As Big Mike says, you could use an old view camera, or even a new view camera. You're right, that wouldn't fix the problem. The lens and distance from subject is the problem... Philip.:lol:
 
Photoshop fixes barrel distortion? I haven't seen that without a plugin. I know you can fix converging verticals, but this is another issue. Maybe I missed that option. I'd retake it with a longer lens, personally.
 
markc said:
Photoshop fixes barrel distortion? I haven't seen that without a plugin. I know you can fix converging verticals, but this is another issue. Maybe I missed that option. I'd retake it with a longer lens, personally.

CS2 has a 'lens correction' filter that fixes barrel and pin cushion distortion (amongst other things).
 
Like DocFrankenstein mentioned, the best way to not get that distortion is to back up and zoom in. The closer you are to the subject, and the wider an angle you use, the more distortion you'll get. At longer focal lengths, things will look more square.
 
Longer lens defiantly. Also a larger front element is called for as well. (77mm vs. 52mm). But if you don’t have one of those, oh well. If you have a lens hood, use it if you are not already.

Try to keep the camera/focal area as perpendicular as possible to the door itself. If the door is tilted, angle the camera to match that tilt. Also, unless you are doing an emotional image (one of the door at an extreme angle or such) try to center the image at the two thirds point on the door, or at eye level. This gives off a more natural image that people can relate too.

Try to ‘neutralize’ the light reflecting off of the door itself, (a soft box comes in handy here). Also use multiple lighting sources. If you have not that, then kick in the old tungsten lighting and use a filter or adjust the white balance.

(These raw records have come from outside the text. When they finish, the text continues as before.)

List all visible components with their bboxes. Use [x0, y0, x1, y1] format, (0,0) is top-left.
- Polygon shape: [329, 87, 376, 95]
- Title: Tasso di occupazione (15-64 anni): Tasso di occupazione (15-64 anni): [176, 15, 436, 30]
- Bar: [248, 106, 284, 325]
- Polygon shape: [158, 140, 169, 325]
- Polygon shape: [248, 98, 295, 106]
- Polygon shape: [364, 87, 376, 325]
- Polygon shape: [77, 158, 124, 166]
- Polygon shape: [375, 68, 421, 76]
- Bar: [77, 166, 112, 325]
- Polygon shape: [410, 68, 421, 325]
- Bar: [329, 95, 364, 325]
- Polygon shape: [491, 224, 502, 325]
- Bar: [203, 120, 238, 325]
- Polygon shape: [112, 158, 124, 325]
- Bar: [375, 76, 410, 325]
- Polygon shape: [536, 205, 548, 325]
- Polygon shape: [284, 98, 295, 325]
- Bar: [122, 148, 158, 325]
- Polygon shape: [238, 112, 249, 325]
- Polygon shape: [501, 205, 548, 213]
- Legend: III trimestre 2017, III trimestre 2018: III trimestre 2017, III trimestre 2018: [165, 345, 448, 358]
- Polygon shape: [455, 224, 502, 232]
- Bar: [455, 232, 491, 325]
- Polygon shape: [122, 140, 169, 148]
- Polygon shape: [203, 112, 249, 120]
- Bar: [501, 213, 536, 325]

When using a longer lens, you have a tendency to loose a bit of depth of field.
Try to angle a light to have a slight bright spot in the middle or at the top BEHIND the door. This will have the effect of giving you more depth with the longer lens. Set the door up (if you can) with more distance between it and the background. You want to try and wash out the back of the door a bit to visually distract the viewer’s eye from the straight line the door makes. The partial line at top and bottom will be compensated by their brains and this will cause them to think the edge is straight. You’ll have to experiment with this, but the results can look a great deal more professional.
 
Philip: I hope you didnt miss interpit what I was trying to get at.

This is really just a process I have used to get something to pop out.

The concept that I am refurring to is to create a sense of a 3D object in a 2D plain. I have used this concept with other flat objects before, and I have found it to 'fake' perspective correction quite nicely. Its not really the door your trying to get depth with, but the space behind it makes the door pop. It can be overdone if not watched, but it works quite well.